Conséquence : cette population noire présente en France souhaite que les annonceurs s'adressent directement à elle, une idée qui fait fi de la peur des marques de tenir un discours trop communautaire. « Il apparaît clairement qu'il n'y a pas de rejet de la part des Français quant au fait que la publicité aborde clairement ces sujets de diversité. C'est même le contraire », analyse Jean-Daniel Lévy. Pour certains secteurs, cette attente des résidents noirs est vraiment marquée, avec par ordre d'importance, l'alimentation, l'hygiène-beauté, la grande distribution, le textile et les télécoms. « Ce que veulent les résidents noirs, c'est que les marques de ces secteurs prennent plus fortement en compte leurs attentes différenciées », estime Mondher Abdennadher, directeur général de Deep Blue (Aegis). À l'inverse, les personnes interrogées jugent que quelques secteurs, comme la banque-assurance et l'énergie, ont déjà effectué cette démarche. Par ailleurs, une cinquantaine de marques ont été isolées afin de recueillir les impressions plus spécifiques des deux échantillons sur leur communication. « Nous analysons ces réponses de manière confidentielle car nous ne souhaitons pas créer la polémique », précise Jean-Daniel Lévy, du CSA.
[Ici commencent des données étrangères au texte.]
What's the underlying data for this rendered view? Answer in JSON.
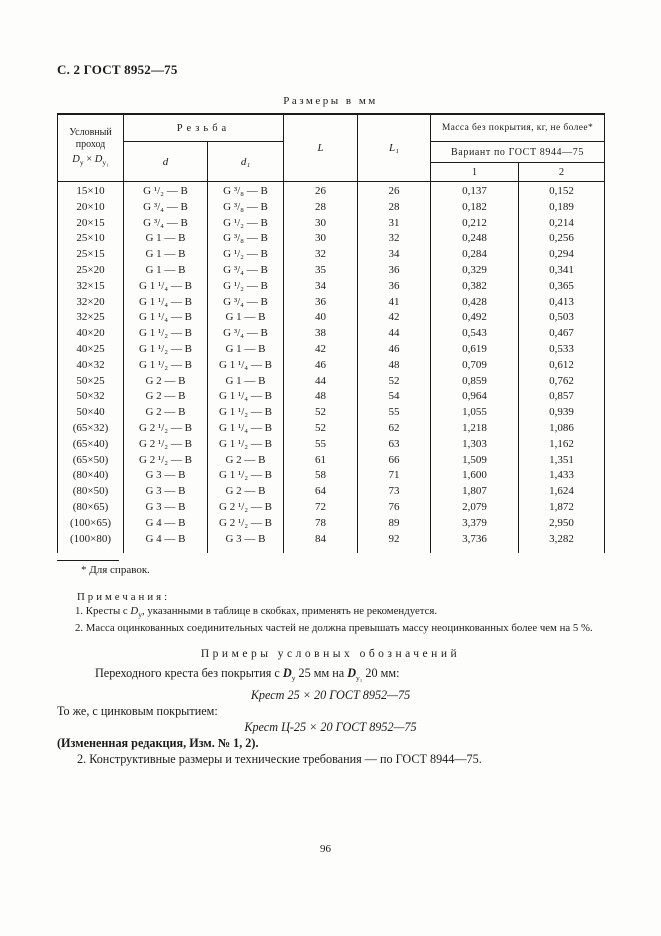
{
  "page": {
    "doc_header": "С. 2 ГОСТ 8952—75",
    "units_note": "Размеры в мм",
    "page_number": "96"
  },
  "table": {
    "header": {
      "pass_line1": "Условный",
      "pass_line2": "проход",
      "pass_base1": "D",
      "pass_sub1": "у",
      "pass_times": "×",
      "pass_base2": "D",
      "pass_sub2": "у₁",
      "thread_group": "Резьба",
      "d": "d",
      "d1": "d₁",
      "L": "L",
      "L1": "L₁",
      "mass_group": "Масса без покрытия, кг, не более*",
      "variant_group": "Вариант по ГОСТ 8944—75",
      "variant_1": "1",
      "variant_2": "2"
    },
    "rows": [
      {
        "pass": "15×10",
        "d": "G ¹/₂ — В",
        "d1": "G ³/₈ — В",
        "L": "26",
        "L1": "26",
        "m1": "0,137",
        "m2": "0,152"
      },
      {
        "pass": "20×10",
        "d": "G ³/₄ — В",
        "d1": "G ³/₈ — В",
        "L": "28",
        "L1": "28",
        "m1": "0,182",
        "m2": "0,189"
      },
      {
        "pass": "20×15",
        "d": "G ³/₄ — В",
        "d1": "G ¹/₂ — В",
        "L": "30",
        "L1": "31",
        "m1": "0,212",
        "m2": "0,214"
      },
      {
        "pass": "25×10",
        "d": "G 1 — В",
        "d1": "G ³/₈ — В",
        "L": "30",
        "L1": "32",
        "m1": "0,248",
        "m2": "0,256"
      },
      {
        "pass": "25×15",
        "d": "G 1 — В",
        "d1": "G ¹/₂ — В",
        "L": "32",
        "L1": "34",
        "m1": "0,284",
        "m2": "0,294"
      },
      {
        "pass": "25×20",
        "d": "G 1 — В",
        "d1": "G ³/₄ — В",
        "L": "35",
        "L1": "36",
        "m1": "0,329",
        "m2": "0,341"
      },
      {
        "pass": "32×15",
        "d": "G 1 ¹/₄ — В",
        "d1": "G ¹/₂ — В",
        "L": "34",
        "L1": "36",
        "m1": "0,382",
        "m2": "0,365"
      },
      {
        "pass": "32×20",
        "d": "G 1 ¹/₄ — В",
        "d1": "G ³/₄ — В",
        "L": "36",
        "L1": "41",
        "m1": "0,428",
        "m2": "0,413"
      },
      {
        "pass": "32×25",
        "d": "G 1 ¹/₄ — В",
        "d1": "G 1 — В",
        "L": "40",
        "L1": "42",
        "m1": "0,492",
        "m2": "0,503"
      },
      {
        "pass": "40×20",
        "d": "G 1 ¹/₂ — В",
        "d1": "G ³/₄ — В",
        "L": "38",
        "L1": "44",
        "m1": "0,543",
        "m2": "0,467"
      },
      {
        "pass": "40×25",
        "d": "G 1 ¹/₂ — В",
        "d1": "G 1 — В",
        "L": "42",
        "L1": "46",
        "m1": "0,619",
        "m2": "0,533"
      },
      {
        "pass": "40×32",
        "d": "G 1 ¹/₂ — В",
        "d1": "G 1 ¹/₄ — В",
        "L": "46",
        "L1": "48",
        "m1": "0,709",
        "m2": "0,612"
      },
      {
        "pass": "50×25",
        "d": "G 2 — В",
        "d1": "G 1 — В",
        "L": "44",
        "L1": "52",
        "m1": "0,859",
        "m2": "0,762"
      },
      {
        "pass": "50×32",
        "d": "G 2 — В",
        "d1": "G 1 ¹/₄ — В",
        "L": "48",
        "L1": "54",
        "m1": "0,964",
        "m2": "0,857"
      },
      {
        "pass": "50×40",
        "d": "G 2 — В",
        "d1": "G 1 ¹/₂ — В",
        "L": "52",
        "L1": "55",
        "m1": "1,055",
        "m2": "0,939"
      },
      {
        "pass": "(65×32)",
        "d": "G 2 ¹/₂ — В",
        "d1": "G 1 ¹/₄ — В",
        "L": "52",
        "L1": "62",
        "m1": "1,218",
        "m2": "1,086"
      },
      {
        "pass": "(65×40)",
        "d": "G 2 ¹/₂ — В",
        "d1": "G 1 ¹/₂ — В",
        "L": "55",
        "L1": "63",
        "m1": "1,303",
        "m2": "1,162"
      },
      {
        "pass": "(65×50)",
        "d": "G 2 ¹/₂ — В",
        "d1": "G 2 — В",
        "L": "61",
        "L1": "66",
        "m1": "1,509",
        "m2": "1,351"
      },
      {
        "pass": "(80×40)",
        "d": "G 3 — В",
        "d1": "G 1 ¹/₂ — В",
        "L": "58",
        "L1": "71",
        "m1": "1,600",
        "m2": "1,433"
      },
      {
        "pass": "(80×50)",
        "d": "G 3 — В",
        "d1": "G 2 — В",
        "L": "64",
        "L1": "73",
        "m1": "1,807",
        "m2": "1,624"
      },
      {
        "pass": "(80×65)",
        "d": "G 3 — В",
        "d1": "G 2 ¹/₂ — В",
        "L": "72",
        "L1": "76",
        "m1": "2,079",
        "m2": "1,872"
      },
      {
        "pass": "(100×65)",
        "d": "G 4 — В",
        "d1": "G 2 ¹/₂ — В",
        "L": "78",
        "L1": "89",
        "m1": "3,379",
        "m2": "2,950"
      },
      {
        "pass": "(100×80)",
        "d": "G 4 — В",
        "d1": "G 3 — В",
        "L": "84",
        "L1": "92",
        "m1": "3,736",
        "m2": "3,282"
      }
    ]
  },
  "footnote": {
    "ref": "* Для справок."
  },
  "notes": {
    "title": "Примечания:",
    "item1_pre": "1. Кресты с ",
    "item1_sym": "D",
    "item1_sub": "у",
    "item1_post": ", указанными в таблице в скобках, применять не рекомендуется.",
    "item2": "2. Масса оцинкованных соединительных частей не должна превышать массу неоцинкованных более чем на 5 %."
  },
  "examples": {
    "title": "Примеры условных обозначений",
    "intro_pre": "Переходного креста без покрытия с ",
    "intro_sym1": "D",
    "intro_sub1": "у",
    "intro_mid": " 25 мм на ",
    "intro_sym2": "D",
    "intro_sub2": "у₁",
    "intro_post": " 20 мм:",
    "example1": "Крест 25 × 20 ГОСТ 8952—75",
    "same_line": "То же, с цинковым покрытием:",
    "example2": "Крест Ц-25 × 20 ГОСТ 8952—75",
    "revision": "(Измененная редакция, Изм. № 1, 2).",
    "item2": "2. Конструктивные размеры и технические требования — по ГОСТ 8944—75."
  }
}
Communication insuffisante

Quelques exemples toutefois : la mise en place de rayons spécifiques de produits hallal (nourriture destinée aux musulmans) ou de produits alimentaires d'origine africaine dans la grande distribution est fortement attendue par cette population. Si des initiatives de ce type existent déjà chez certains distributeurs, la communication autour de celles-ci n'est pas suffisante. « Dans l'alimentaire, ce sont d'ailleurs des marques, comme Coca-Cola, ayant depuis longtemps choisi de communiquer sur la diversité qui récoltent le plus fort taux d'appréciation chez les résidents noirs », confie Mondher Abdennadher. À l'inverse, les grandes marques des télécoms semblent très en retard : « C'est un secteur où tout reste à faire en termes de communication et d'offres. À part Mobisud, spécialisé sur le Maghreb, aucun autre opérateur n'est réellement visible sur ce type d'offres », estime Mondher Abdennadher.

Mais le secteur qui provoque le plus de mécontentement est celui de l'hygiène et de la beauté. Si des marques comme L'Oréal Paris ou Estée Lauder se choisissent depuis longtemps des égéries issues des minorités, il reste beaucoup de travail à faire au niveau de leur communication produits. « Un fond de teint reste un fond de teint, quelle que soit la couleur de la peau. Néanmoins, les femmes d'origine africaine ne savent pas forcément quel produit pourrait leur être bénéfique dans ces gammes de grandes marques, qui communiquent surtout en direction du public européen », explique Falila Gbadamassi, journaliste pour le site Internet Beautés d'Afrik. Résultat, ces femmes se tournent alors vers des marques ethniques telles que Black Up, Fashion Fair ou Kanellia. Mais peu d'entre elles sont actuellement distribuées dans des grandes surfaces, comme Les Galeries Lafayette, Sephora ou Monoprix. « Les marques ethniques, c'était bien dans les années 1970 pour défricher le terrain de la cosmétologie. Maintenant, c'est l'ensemble des marques qui devrait parler aux Africaines car les produits cosmétiques européens sont également bons pour elles. Surtout, ces femmes n'ont pas envie d'être séparées des autres consommatrices », explique Charlayn Leotin, directrice d'Optimales, un cabinet-conseil se présentant comme un observatoire des peaux colorées. Elle a créé des ateliers de « mise en beauté des peaux brunes » au sein des Galeries Lafayette en France.

Au regard de toutes ces attentes, un slogan comme celui de la marque canadienne Mac, « Tous âges, tous sexes, toutes couleurs », traitant la diversité dans son ensemble, apparaît pertinent.

Enfin, le groupe Aegis souhaite aller bien au-delà de cette étude : « Nous allons créer au sein d'Aegis une activité spécifique de conseil sur la diversité à destination de nos clients qui exprimeront un besoin sur ce sujet », ajoute Mondher Abdennadher, de Deep Blue. Une création devenue nécessaire face à la demande croissante des marques sur la communication ethnique.